Serge Berdugo (born 26 November 1937) is a Moroccan lawyer and politician who served as Minister of Tourism for both Prime Ministers Mohammed Karim Lamrani and Abdellatif Filali between 1993 and 1995. Berdugo is a leader within the Moroccan Jewish community, serving as Secretary-General of the Israelite Community Council of Morocco and President of the Israelite Community of Casablanca.

== Biography ==
Serge Berdugo was born on 26 November 1937 in Meknes. A Moroccan Jew, his ancestors came to Morocco from Portugal in 1492 during the Portuguese Inquisition. From 1964 to 1977, he worked as the spokesperson for the National Bank of Economic Development (BNDE). In 1977 Berdugo became Vice President of External Relations for the Israelite Community Council, becoming its president ten years later. That title includes serving as the head of the World Union of Moroccan Judaism. In his role, he has worked for better integration of Moroccan Jews into larger Moroccan society as well as the renovation of Jewish community institutions. Under his presidency, he created the Foundation for Moroccan Jewish Heritage with the objective of restoring Jewish historical sites in Morocco, as well as the creation of the Moroccan Jewish Museum in Casablanca.
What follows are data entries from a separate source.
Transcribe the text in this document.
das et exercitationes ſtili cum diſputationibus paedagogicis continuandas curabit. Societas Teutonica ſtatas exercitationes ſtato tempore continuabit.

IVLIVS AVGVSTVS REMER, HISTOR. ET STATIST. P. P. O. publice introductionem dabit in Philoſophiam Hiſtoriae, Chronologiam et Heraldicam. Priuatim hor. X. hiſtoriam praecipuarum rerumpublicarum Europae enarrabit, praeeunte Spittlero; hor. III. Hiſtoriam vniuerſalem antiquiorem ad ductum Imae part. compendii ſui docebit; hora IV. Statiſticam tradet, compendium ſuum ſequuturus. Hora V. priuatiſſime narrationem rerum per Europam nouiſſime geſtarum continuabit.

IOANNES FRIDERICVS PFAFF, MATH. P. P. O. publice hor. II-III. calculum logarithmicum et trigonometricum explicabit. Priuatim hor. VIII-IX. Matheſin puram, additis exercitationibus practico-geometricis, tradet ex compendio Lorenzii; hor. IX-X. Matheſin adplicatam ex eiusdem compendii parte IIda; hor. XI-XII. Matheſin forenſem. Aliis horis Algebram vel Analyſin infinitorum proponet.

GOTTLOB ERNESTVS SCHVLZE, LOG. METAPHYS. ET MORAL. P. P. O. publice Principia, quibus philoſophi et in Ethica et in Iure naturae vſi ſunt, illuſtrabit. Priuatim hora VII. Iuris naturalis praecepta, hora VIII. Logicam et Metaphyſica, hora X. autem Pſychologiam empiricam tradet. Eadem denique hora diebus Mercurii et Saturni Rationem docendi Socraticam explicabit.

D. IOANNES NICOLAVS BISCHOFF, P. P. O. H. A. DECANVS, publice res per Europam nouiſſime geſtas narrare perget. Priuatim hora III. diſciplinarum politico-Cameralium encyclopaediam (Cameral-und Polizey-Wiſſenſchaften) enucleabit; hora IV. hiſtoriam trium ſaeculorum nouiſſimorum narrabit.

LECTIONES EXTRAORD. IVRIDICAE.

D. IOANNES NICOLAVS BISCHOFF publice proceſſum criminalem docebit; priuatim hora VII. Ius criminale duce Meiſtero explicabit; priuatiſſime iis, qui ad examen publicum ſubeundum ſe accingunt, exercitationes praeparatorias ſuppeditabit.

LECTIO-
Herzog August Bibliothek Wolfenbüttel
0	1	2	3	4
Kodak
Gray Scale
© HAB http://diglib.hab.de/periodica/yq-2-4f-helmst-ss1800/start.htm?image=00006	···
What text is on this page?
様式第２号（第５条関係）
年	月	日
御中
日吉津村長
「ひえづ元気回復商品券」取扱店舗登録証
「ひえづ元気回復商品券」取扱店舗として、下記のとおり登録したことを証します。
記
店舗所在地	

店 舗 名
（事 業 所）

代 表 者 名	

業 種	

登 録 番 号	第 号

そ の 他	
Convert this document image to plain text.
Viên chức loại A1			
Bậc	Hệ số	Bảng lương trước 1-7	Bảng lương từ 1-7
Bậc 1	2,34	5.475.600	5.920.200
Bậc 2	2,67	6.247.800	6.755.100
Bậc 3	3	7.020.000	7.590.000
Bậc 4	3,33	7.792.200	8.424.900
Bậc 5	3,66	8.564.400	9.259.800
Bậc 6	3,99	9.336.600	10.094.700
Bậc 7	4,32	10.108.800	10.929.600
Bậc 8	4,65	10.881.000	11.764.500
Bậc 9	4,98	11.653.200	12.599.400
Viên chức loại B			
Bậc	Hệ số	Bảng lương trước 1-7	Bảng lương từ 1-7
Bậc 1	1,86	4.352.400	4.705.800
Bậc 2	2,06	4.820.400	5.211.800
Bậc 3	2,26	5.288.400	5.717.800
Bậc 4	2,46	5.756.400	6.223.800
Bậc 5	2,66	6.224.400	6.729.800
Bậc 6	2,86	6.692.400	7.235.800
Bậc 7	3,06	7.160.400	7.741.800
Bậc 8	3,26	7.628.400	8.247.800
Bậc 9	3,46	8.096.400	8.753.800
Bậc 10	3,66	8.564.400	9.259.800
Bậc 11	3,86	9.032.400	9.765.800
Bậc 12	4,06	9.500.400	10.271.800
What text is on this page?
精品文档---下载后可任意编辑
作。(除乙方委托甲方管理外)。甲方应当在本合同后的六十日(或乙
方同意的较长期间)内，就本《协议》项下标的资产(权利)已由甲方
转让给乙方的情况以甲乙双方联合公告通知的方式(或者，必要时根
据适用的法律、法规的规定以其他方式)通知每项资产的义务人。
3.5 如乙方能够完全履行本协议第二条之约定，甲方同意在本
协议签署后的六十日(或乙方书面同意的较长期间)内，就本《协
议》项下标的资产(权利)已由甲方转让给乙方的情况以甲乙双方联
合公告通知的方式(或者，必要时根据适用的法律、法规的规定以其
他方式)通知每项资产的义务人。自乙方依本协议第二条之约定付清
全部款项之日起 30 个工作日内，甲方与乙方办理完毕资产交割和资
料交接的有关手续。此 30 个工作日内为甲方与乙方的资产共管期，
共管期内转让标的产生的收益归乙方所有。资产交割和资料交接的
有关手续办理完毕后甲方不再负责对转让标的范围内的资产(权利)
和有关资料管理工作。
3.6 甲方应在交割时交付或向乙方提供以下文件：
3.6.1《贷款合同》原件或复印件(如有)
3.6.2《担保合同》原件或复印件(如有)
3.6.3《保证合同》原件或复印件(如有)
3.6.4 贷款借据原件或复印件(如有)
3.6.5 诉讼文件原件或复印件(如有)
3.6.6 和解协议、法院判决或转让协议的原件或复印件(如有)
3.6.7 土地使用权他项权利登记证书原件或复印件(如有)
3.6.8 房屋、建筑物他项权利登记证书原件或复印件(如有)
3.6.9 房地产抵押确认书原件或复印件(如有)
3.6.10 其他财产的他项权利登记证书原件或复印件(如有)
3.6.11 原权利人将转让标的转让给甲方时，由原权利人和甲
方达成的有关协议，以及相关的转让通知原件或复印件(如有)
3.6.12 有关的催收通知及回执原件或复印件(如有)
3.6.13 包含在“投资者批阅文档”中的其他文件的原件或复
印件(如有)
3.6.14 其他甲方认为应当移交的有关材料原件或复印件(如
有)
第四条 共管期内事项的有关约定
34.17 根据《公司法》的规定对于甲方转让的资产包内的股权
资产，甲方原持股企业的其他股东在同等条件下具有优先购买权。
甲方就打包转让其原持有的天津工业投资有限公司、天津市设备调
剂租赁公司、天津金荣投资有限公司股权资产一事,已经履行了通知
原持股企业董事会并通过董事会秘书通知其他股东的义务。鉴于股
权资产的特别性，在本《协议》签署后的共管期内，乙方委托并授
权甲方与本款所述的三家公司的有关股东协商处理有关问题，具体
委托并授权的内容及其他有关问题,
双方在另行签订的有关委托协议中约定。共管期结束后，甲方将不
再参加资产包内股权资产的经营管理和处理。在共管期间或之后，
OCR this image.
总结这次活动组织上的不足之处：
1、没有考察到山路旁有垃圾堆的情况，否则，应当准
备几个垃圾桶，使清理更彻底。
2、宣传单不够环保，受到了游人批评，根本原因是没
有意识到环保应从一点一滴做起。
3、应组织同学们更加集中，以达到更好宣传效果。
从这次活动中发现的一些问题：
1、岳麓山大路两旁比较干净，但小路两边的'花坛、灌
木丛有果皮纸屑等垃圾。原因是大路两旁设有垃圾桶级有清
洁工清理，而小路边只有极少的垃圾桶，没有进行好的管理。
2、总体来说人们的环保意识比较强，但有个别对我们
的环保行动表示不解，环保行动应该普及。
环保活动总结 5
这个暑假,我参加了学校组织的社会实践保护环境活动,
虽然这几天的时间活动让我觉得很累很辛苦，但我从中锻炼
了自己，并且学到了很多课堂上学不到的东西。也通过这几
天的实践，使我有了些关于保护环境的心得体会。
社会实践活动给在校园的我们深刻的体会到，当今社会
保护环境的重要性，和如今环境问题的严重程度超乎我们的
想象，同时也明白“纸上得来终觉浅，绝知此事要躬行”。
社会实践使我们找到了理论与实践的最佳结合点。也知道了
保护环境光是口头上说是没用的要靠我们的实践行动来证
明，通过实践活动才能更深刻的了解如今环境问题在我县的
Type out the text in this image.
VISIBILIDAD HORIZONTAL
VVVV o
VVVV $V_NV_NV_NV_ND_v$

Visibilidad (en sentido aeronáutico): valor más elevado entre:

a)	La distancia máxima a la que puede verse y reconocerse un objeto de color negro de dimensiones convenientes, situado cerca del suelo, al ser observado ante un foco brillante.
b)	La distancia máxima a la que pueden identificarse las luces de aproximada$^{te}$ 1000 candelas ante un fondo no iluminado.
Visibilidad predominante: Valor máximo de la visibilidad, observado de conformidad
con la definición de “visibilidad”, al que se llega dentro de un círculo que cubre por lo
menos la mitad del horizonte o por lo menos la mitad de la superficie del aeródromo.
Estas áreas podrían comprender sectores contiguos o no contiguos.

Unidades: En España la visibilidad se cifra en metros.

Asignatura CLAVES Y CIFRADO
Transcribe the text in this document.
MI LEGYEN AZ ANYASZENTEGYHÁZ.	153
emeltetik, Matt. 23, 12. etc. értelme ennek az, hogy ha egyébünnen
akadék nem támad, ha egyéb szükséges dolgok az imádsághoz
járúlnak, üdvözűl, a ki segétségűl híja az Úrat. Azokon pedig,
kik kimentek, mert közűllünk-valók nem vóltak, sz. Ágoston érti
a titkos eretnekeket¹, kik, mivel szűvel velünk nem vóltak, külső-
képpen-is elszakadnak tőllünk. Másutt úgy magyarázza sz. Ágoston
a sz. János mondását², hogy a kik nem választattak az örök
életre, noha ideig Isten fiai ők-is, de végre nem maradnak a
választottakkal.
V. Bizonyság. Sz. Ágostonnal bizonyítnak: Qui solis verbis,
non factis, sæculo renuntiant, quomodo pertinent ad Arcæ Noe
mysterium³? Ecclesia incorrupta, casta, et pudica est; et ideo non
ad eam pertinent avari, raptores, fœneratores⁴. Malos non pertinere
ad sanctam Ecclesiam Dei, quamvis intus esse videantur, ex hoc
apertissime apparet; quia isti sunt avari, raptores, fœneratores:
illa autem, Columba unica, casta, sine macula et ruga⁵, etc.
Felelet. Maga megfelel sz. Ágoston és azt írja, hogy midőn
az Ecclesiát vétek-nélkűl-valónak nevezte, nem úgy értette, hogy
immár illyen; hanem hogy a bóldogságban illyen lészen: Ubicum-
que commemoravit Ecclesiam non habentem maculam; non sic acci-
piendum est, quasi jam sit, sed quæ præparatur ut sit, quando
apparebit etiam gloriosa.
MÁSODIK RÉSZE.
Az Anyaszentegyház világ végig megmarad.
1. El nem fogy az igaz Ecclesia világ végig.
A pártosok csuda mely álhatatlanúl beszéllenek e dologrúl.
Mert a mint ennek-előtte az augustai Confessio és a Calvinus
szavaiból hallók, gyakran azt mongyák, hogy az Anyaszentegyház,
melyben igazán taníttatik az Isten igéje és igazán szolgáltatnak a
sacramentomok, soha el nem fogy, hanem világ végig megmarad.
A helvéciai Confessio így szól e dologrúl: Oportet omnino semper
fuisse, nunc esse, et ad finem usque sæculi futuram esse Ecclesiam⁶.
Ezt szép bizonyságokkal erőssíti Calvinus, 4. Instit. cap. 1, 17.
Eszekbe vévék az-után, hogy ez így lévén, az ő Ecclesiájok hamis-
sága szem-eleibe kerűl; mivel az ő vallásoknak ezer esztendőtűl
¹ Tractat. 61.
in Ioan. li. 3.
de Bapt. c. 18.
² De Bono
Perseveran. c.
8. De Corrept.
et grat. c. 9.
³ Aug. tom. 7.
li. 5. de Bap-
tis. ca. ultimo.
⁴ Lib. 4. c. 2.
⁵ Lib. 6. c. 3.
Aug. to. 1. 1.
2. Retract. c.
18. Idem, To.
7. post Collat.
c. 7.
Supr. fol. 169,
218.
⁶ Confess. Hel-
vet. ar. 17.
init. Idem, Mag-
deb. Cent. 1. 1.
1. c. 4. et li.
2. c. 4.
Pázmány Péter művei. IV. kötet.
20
A fierce supporter of interfaith dialogue and peace in the Middle East, he has worked closely on ways to promote reconciliation between Israelis and Palestinians.

In 1992, Berdugo worked with the Moroccan government and the Monarchy to have the bodies of those who died in the shipwreck of the Egoz buried in Israel.

In 1993, he was named Minister of Tourism by King Hassan II in the Cabinet of Mohammed Karim Lamrani. He continued in this role in 1994 in the government of Abdellatif Filali. In 1995, Berdugo was named Commander of the Order of the Throne, becoming the first Moroccan Jew to receive the distinction.

Since March 2006, Berdugo has served as an at-large ambassador on behalf of the King of Morocco.